The US Department of Defense (DOD) has selected aerospace and defense contractor Sierra Nevada Corporation (SNC) to develop a prototype unmanned orbital outpost.
In a July 14 SNC press release, it was revealed that the company has been contracted by the Defence Innovation Unit to develop a scalable, autonomous space station. To deliver on the DIU contract, SNC will not develop a new platform but will instead modify its Shooting Star transport vehicle.
Shooting Star was developed by SNC to be used in conjunction with the company’s Dream Chaser vehicle for NASA ISS resupply missions. However, the vehicle also has the capability to operate as a free-flying platform under its own guidance and power. As a result, the vehicle makes an ideal base to develop a small, scalable space station.
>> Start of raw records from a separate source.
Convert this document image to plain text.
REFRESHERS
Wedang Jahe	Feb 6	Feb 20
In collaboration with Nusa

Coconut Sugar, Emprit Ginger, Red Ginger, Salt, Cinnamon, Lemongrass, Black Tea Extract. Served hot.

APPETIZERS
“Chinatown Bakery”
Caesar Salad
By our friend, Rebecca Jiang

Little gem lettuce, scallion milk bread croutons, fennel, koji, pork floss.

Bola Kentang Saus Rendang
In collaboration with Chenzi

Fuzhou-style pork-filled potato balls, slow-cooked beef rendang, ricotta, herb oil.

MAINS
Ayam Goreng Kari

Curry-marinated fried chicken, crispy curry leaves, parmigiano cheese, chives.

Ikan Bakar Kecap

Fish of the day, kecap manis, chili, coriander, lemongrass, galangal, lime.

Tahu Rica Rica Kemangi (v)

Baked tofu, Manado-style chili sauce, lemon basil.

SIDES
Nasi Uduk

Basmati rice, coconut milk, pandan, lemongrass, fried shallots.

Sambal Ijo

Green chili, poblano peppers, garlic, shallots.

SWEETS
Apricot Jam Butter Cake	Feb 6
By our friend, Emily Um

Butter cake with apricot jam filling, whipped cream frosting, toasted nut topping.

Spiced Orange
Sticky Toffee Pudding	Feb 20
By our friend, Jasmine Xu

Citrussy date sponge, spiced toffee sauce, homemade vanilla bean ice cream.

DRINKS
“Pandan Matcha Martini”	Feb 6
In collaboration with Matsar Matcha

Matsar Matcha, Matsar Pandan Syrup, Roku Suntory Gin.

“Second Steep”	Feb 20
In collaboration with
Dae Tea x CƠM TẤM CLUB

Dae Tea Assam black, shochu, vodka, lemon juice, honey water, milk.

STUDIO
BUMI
“The current Shooting Star is already designed with significant capabilities for an orbital outpost and by adding only a few components we are able to meet Department of Defense needs,” explained Steve Lindsey, SNC vice president of strategy.
Despite the SNC press release stating the Shooting Star vehicle is 16 feet (4.8 meters) in length, the bulk of the company’s other literature describes the vehicle as a “15-foot transport vehicle”. The vehicle is capable of carrying 10,000 pounds (4,500 kilograms) of pressurised and unpressurised cargo, the exact split of which is not stated. It offers both berthing and docking capabilities, and solar panels capable of generating 6kw of power.
The proposed DIU orbital outpost prototype will be “initially established in LEO.” It will feature navigation, guidance, and control for long-term free-flight operations. Once deployed, the orbital outpost will be used for a number of functions including hosting experimental payloads, space assembly operations, logistics, and training.
According to SNC, future iterations of the orbital outpost could be deployed into a number of orbits including “medium-Earth orbit, highly elliptical orbit, geosynchronous Earth orbits (GEO) to include GEO transfer orbits, and cislunar orbits.”